- Cordero responds to a cry for help from a neighbor
- Unable to open the door, "I gave it a few kicks," he says
- Amanda Berry escapes, then returns for her daughter
- "I feel a little proud," Cordero says
The three women and a child who were freed Monday after years of imprisonment inside a Cleveland house may have remained trapped had it not been for the efforts of a man who was visiting two women on the porch of a house across the street.
"One of the women I was with told me that something was happening in front of the house," Angel Cordero, 32, said on CNN's "Piers Morgan Live" on Wednesday.
Cordero told CNN en Español that, seeing a woman screaming for help from inside the house across the street, he went to the door of the house and asked her if the house was burning.
"She told me no, that she had been held, kidnapped, for 10 years," the Dominican man who has lived in the United States since 2011 said in Spanish.
Cordero said that the woman had cracked opened the inner of two front doors but that the outer door was closed with a chain. "I tried to open the door, but I couldn't, so I gave it a few kicks," he said.
"She succeeded in escaping through the bottom of the door, and once she had escaped, she remembered the girl and returned into the house, picked up the girl and left. And when she left with the little girl, she said, 'Let's get out of here because, if this guy comes, he's going to kill us. If he finds me here, he's going to kill me and he's going to kill you.'"
The woman, later identified as Amanda Berry, apparently was making reference to the owner of the house, whom police have identified as Ariel Castro, and who has been charged in the case.
Berry then crossed the street with her child, 6-year-old Jocelyn, and went to the house of Altagracia Tejeda, the neighbor Cordero had been visiting, where she called 911.
But Cordero's job was not done. Once police arrived and began talking with Berry, the girl, dressed only in diapers and a T-shirt, began screaming, he said.
"I tried to control the girl," he said. "I tried to calm her until her mother finished with the police."
Police then entered the house at 2207 Seymour Avenue and escorted out the other two women: Michelle Knight and Gina DeJesus. "They took Michelle and Gina out covered up," he said. "I didn't see their faces."
Cordero said that he has visited his friend in the neighborhood nearly every day, but had never before seen anyone other than Castro at the house across the street. "He entered through the back," he said. "No one ever saw anyone (else) enter or leave there. ... There was never anything that would attract attention."
Asked if he considers himself a hero, he allowed that, "I feel a little proud." But, he added, "the important thing is that she is alive."
Cordero's account was corroborated by Tejeda, who is also from the Dominican Republic.
Cordero said he is unemployed, having recently been laid off from his job as a tree trimmer for a power company.
Another neighbor, Charles Ramsey, has received the lion's share of media attention for his role in freeing the group. But Ramsey showed up after Berry had already escaped, according to Cordero.

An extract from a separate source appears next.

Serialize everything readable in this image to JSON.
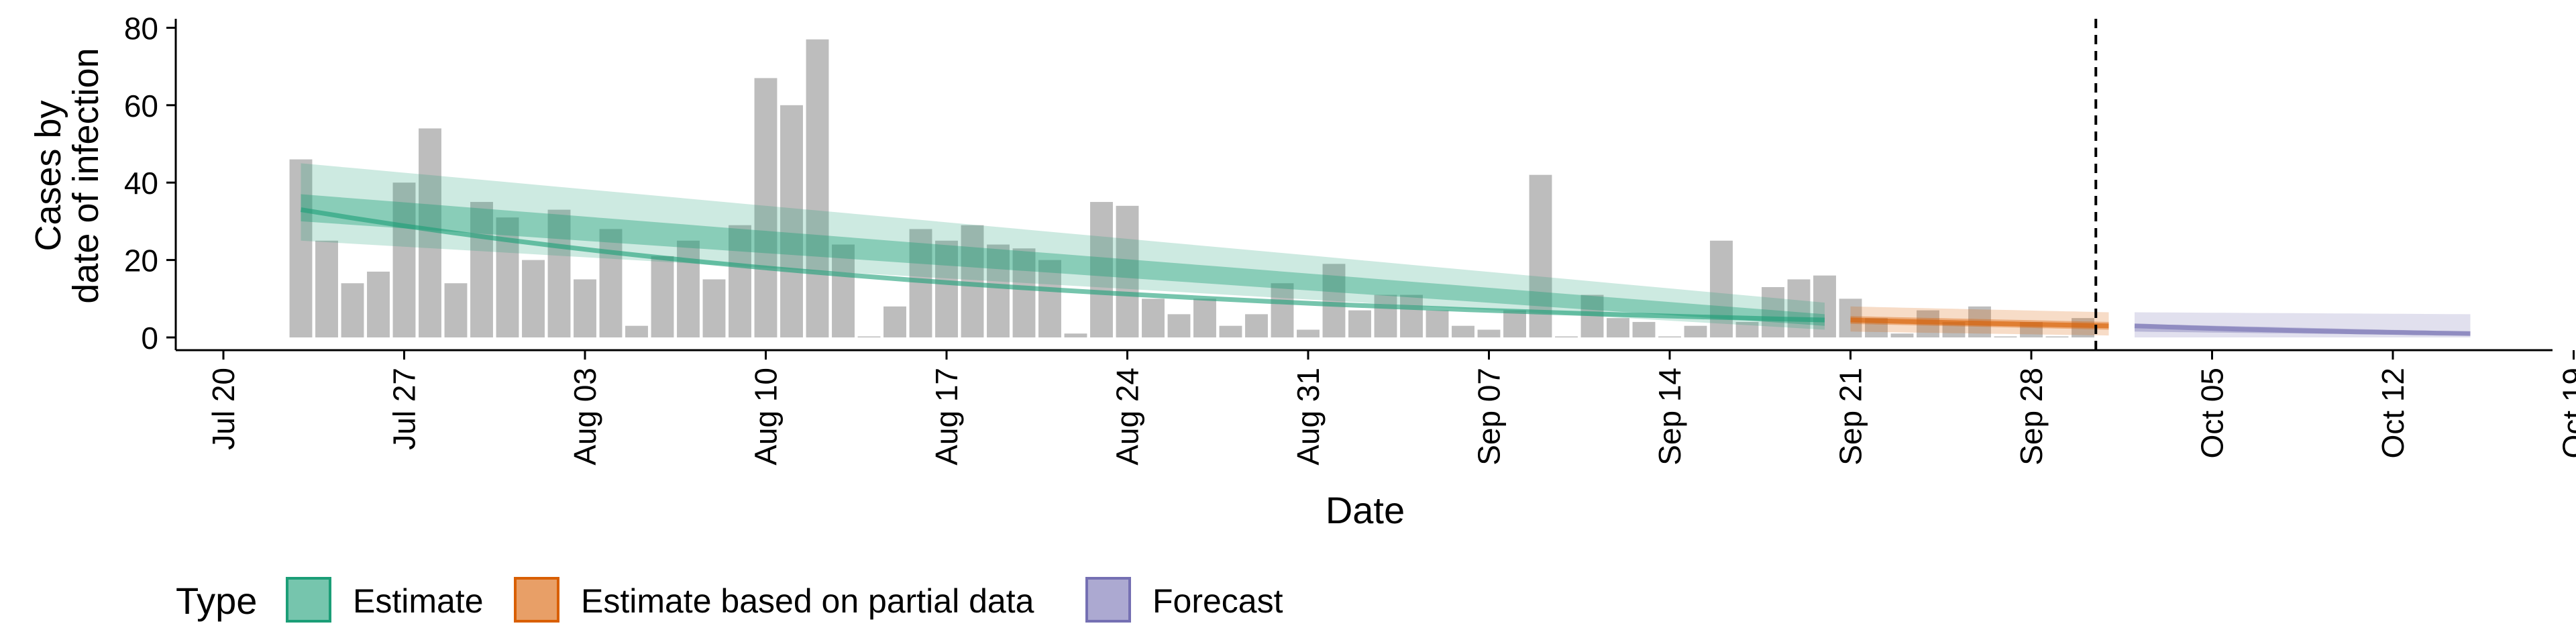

There is no dispute that Ramsey also contacted police. "Hey bro," Ramsey told a 911 operator. "Check this out. I just came from McDonald's right? So I'm on my porch eating my little food, right? This broad is trying to break out the f-----g house next door to me, so there's a bunch of people on the street right now and s--t. So we're like, 'What's wrong, what's the problem?' She's like, 'This m--------r done kidnapped me and my daughter. ... She said her name is Linda Berry or some s--t. I don't know who the f--k that is, I just moved over here, bro. You know what I mean?"

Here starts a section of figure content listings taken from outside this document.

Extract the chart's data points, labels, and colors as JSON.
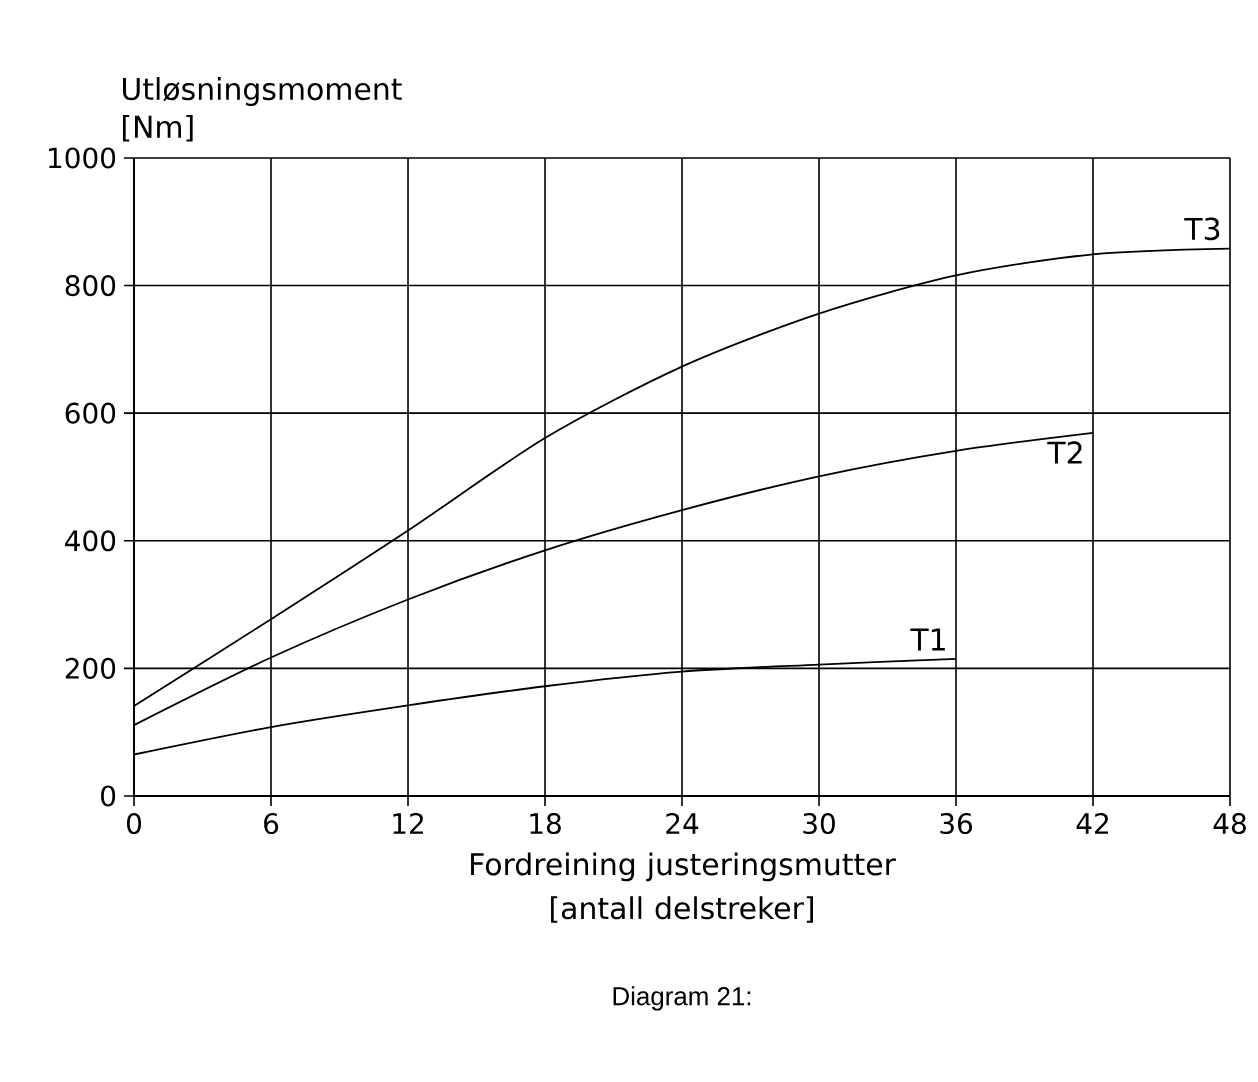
{
  "chart_data": {
    "type": "line",
    "ylabel": "Utløsningsmoment [Nm]",
    "xlabel": "Fordreining justeringsmutter [antall delstreker]",
    "x": [
      0,
      6,
      12,
      18,
      24,
      30,
      36,
      42,
      48
    ],
    "series": [
      {
        "name": "T3",
        "color": "#000000",
        "values": [
          141,
          277,
          416,
          561,
          673,
          756,
          816,
          849,
          858
        ]
      },
      {
        "name": "T2",
        "color": "#000000",
        "values": [
          111,
          217,
          308,
          385,
          448,
          501,
          541,
          569,
          null
        ]
      },
      {
        "name": "T1",
        "color": "#000000",
        "values": [
          65,
          108,
          142,
          172,
          195,
          206,
          215,
          null,
          null
        ]
      }
    ],
    "xlim": [
      0,
      48
    ],
    "ylim": [
      0,
      1000
    ],
    "xticks": [
      0,
      6,
      12,
      18,
      24,
      30,
      36,
      42,
      48
    ],
    "yticks": [
      0,
      200,
      400,
      600,
      800,
      1000
    ],
    "grid": true,
    "marker": "none",
    "line_style": "solid",
    "annotations": [
      "Diagram 21:"
    ]
  }
}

He then answers the 911 operator's questions about Berry, what she looked like and what she was wearing.
"Are the people that she said did this, are they still in the house?" the 911 operator asks.
"I don't have a f-----g clue, bro. Like I said, I just came from McDonald's."
The operator then asks him to check to see whether Berry needs an ambulance.
"She needs everything. She's in a panic, bro. She's been kidnapped, so, you know, put yourself in her shoes."
"We'll send the police out," the operator responds.